After a bit of coaxing I got out of him that he hates being changed at home because he gets the impression that the carers there really don’t like doing it. He feels really bad, he feels like he’s done something wrong if he needs to be changed.
"Dude," I said "one of the reasons they’re there is cos they know that you’re gonna need a change every now and then. They’re carers. They are not there to enjoy themselves, they are there, being paid money, to do what ever you need them to do, including cleaning up your poo. If you weren’t expected to need help you wouldn’t have been given carers."
But he still didn’t buy it, and it frustrated me.
"Hard..." he said again.
I prayed that he would just learn to accept the provisions he has been given.

And then I thought "hold on a sec, is God tryna tell me something here?"
How many times have I sinned and thought to myself
"Oh man, that was dumb! Why did I do that, I so should have known better! God must be so dissapointed with me! I am so weak! I’m so ashamed to asked Him for forgiveness AGAIN! After I have told Him time and time again that I’m truly sorry! I’m a liar – I’m abusing His forgiveness! I am so not worthy to be called His follower!"
But that’s the whole reason Jesus let Himslf be murdered as a punishment for everything we will ever do wrong. He knew we would screw up. It doesn’t come as a surprise to Him, - if Jesus thought we were never gonna screw up or that we were capable of overcoming sin ourselves, He wouldn’t have taken the punishment for the sins we were going to commit, would He?
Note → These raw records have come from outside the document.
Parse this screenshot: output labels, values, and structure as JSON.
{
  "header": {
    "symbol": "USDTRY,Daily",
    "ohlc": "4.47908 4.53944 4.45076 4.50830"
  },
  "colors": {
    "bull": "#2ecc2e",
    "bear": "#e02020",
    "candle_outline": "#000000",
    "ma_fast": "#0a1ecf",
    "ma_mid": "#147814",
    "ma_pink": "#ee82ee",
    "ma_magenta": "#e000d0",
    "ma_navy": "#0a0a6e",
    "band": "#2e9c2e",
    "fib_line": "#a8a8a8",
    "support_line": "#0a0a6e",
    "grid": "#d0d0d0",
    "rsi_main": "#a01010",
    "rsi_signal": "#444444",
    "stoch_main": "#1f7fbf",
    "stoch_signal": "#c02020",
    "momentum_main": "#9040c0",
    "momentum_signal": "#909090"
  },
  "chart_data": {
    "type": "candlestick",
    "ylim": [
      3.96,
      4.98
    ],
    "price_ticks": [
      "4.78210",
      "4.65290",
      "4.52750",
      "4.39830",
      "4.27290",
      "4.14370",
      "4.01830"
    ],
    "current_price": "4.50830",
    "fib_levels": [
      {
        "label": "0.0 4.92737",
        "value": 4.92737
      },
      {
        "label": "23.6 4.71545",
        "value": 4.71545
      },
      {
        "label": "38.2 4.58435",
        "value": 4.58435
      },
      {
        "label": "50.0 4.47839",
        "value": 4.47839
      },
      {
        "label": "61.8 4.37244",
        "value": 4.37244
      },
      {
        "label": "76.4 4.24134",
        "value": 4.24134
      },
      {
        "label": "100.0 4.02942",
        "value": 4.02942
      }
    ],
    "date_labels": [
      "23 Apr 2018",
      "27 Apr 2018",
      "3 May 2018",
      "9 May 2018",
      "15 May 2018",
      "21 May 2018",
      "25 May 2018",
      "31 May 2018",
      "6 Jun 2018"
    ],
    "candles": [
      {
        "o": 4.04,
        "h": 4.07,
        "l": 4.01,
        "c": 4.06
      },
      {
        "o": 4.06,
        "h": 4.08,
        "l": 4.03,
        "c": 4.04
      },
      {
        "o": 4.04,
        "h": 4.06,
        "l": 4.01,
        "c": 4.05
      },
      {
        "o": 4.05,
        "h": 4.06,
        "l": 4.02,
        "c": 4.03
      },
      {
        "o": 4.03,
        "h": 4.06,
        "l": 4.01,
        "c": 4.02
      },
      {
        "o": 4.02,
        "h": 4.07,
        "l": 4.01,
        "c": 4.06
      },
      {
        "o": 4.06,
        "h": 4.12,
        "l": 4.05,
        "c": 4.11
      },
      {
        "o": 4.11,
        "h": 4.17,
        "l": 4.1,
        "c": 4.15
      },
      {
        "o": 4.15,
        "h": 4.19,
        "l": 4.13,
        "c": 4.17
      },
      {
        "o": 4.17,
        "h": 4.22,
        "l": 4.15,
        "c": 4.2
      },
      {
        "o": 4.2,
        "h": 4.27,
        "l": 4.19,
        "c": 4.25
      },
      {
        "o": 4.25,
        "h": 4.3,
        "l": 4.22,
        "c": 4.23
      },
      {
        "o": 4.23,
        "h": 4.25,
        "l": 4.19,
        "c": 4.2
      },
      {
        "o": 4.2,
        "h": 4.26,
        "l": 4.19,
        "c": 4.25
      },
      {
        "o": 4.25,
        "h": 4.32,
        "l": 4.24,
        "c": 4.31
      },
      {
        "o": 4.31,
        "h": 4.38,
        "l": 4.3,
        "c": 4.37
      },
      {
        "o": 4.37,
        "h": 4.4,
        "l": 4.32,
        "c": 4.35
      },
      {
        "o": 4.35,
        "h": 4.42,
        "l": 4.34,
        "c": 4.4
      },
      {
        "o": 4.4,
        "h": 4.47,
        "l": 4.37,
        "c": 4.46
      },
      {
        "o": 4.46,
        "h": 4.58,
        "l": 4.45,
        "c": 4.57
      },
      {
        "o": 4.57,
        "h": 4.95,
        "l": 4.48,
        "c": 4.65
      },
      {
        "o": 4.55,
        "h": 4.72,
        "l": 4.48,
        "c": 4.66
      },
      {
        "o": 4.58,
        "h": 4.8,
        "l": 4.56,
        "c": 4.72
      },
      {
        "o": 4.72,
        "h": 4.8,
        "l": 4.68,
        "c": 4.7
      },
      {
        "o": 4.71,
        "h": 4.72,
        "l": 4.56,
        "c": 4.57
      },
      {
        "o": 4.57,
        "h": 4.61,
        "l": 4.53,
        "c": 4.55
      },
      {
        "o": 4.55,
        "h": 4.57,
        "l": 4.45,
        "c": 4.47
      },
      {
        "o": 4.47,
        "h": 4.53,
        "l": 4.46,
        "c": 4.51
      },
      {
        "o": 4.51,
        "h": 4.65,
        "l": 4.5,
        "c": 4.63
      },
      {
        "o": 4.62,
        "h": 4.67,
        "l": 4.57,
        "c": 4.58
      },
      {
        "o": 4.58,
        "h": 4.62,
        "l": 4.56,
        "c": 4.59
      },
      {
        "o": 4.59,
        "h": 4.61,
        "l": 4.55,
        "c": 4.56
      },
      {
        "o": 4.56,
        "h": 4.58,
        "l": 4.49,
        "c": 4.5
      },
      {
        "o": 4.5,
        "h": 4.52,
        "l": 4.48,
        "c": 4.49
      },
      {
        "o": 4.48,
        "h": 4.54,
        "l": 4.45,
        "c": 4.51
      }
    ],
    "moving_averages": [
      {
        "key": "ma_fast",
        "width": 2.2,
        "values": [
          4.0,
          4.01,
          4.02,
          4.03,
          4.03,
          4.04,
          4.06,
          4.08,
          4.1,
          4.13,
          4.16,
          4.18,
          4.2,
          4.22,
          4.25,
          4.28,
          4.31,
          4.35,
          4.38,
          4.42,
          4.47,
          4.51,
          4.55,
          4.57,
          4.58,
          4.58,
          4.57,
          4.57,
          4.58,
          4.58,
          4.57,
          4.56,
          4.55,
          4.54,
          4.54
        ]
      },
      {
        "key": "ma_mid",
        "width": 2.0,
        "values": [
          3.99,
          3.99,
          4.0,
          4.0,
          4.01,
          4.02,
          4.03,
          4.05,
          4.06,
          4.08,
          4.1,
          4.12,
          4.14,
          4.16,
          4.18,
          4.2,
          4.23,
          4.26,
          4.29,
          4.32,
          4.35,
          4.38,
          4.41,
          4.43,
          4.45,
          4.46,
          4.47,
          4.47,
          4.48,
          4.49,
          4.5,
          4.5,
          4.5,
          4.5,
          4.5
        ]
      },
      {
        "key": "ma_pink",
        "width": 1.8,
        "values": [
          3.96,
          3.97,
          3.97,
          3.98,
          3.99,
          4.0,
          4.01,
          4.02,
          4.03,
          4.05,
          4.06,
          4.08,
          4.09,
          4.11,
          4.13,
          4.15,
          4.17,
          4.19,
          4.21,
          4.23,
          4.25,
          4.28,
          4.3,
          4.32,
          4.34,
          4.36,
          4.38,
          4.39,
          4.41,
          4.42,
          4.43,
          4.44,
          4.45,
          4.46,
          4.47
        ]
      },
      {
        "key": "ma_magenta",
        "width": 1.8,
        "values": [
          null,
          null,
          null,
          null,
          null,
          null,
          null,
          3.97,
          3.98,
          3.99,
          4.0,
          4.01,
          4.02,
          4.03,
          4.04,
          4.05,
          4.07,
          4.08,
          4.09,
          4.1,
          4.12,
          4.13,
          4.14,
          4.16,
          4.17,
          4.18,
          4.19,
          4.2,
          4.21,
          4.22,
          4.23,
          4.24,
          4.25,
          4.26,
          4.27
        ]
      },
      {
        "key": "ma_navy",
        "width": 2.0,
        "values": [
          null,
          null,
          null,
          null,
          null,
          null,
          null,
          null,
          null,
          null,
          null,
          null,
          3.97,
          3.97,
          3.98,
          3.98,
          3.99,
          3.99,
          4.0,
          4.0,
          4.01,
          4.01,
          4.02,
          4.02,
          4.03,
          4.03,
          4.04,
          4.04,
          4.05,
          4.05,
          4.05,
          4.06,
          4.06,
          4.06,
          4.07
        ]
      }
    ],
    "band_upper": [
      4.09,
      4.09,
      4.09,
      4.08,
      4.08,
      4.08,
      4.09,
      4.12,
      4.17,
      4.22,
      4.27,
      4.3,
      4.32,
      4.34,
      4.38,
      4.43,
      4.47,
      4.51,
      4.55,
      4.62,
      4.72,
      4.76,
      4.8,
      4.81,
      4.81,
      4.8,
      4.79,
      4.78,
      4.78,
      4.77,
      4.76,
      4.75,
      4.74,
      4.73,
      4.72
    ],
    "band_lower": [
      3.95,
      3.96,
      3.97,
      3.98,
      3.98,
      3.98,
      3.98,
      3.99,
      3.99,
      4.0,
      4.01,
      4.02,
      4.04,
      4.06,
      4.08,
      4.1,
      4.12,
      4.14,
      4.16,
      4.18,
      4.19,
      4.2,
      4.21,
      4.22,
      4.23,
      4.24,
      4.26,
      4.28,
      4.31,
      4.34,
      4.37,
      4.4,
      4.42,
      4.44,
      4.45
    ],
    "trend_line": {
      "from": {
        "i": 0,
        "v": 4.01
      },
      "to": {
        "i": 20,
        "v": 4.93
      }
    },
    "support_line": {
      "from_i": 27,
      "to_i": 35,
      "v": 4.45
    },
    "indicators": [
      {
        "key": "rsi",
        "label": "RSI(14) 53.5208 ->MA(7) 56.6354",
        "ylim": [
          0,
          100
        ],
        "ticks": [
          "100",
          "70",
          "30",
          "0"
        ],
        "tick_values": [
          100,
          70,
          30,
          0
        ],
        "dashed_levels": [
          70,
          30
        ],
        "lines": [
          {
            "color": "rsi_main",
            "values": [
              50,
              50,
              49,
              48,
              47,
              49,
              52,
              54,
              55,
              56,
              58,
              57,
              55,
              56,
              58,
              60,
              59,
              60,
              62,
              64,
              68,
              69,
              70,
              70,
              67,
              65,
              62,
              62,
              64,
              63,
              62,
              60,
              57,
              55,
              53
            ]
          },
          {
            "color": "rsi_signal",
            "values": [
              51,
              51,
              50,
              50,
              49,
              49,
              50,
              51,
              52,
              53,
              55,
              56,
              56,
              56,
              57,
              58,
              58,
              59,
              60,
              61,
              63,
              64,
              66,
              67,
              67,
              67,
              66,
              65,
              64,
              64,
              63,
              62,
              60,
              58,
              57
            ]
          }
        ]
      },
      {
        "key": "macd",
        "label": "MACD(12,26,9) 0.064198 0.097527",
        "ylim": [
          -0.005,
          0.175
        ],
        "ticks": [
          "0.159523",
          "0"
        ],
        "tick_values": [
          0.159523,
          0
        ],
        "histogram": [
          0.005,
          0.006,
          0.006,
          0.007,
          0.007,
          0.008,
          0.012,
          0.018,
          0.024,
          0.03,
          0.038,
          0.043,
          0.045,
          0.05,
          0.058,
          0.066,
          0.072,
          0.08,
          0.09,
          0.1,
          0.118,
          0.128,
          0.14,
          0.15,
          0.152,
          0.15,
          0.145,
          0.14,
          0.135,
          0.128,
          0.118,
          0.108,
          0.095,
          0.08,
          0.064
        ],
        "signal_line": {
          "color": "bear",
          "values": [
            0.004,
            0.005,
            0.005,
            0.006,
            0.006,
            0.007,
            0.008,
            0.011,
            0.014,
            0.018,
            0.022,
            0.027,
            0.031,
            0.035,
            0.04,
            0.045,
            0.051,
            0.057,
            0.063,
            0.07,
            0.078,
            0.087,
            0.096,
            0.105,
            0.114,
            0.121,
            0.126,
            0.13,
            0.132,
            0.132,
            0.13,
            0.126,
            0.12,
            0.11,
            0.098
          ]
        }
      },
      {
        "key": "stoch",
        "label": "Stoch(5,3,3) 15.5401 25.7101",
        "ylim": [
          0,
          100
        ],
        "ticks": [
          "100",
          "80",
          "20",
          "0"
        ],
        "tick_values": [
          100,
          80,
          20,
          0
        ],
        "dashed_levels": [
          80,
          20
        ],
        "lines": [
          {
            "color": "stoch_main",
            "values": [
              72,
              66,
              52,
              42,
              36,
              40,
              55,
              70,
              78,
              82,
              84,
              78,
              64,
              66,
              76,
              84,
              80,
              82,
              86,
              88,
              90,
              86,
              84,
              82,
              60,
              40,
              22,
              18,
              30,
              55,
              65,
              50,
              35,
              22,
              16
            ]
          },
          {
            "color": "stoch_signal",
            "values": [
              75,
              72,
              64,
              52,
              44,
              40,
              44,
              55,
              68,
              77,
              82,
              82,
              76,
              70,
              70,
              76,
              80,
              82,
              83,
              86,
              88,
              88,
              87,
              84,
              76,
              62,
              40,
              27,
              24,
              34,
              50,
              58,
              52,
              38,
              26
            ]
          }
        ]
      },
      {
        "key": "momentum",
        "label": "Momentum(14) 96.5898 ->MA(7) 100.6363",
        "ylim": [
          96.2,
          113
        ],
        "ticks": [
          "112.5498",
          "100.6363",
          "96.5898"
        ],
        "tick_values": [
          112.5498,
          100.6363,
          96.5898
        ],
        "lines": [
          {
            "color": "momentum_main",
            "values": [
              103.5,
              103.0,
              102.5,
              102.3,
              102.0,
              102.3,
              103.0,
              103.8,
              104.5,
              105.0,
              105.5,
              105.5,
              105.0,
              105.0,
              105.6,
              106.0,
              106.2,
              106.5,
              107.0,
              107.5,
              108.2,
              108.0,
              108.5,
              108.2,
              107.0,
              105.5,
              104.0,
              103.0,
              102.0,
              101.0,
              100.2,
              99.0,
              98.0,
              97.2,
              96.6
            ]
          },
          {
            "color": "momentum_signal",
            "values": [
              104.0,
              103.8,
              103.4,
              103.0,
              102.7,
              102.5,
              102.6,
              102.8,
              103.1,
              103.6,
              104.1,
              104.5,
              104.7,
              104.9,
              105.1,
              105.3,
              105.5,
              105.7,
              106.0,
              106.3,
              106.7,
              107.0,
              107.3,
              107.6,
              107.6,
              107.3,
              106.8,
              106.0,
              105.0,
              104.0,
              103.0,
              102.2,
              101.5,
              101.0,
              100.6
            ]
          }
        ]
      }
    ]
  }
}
So my advice to myself and anyone else who cares to read:
Stop beating yourself up over your sinful nature. Instead spend your energy being grateful to God for His awesome, phenomenal, powerful, perfect grace. For knowing that we are a bunch of screw ups and making provisions for that because He loves us. For taking away the burden of living up to any expectations, and placing that burden onto Jesus Christ’s beautiful shoulders.

2 Corinthians 12:9 (NIV)
But He said to me, "My grace is sufficient for you, for my power is made perfect in weakness." Therefore I will boast all the more gladly about my weakness, so that Christ’s power may rest on me.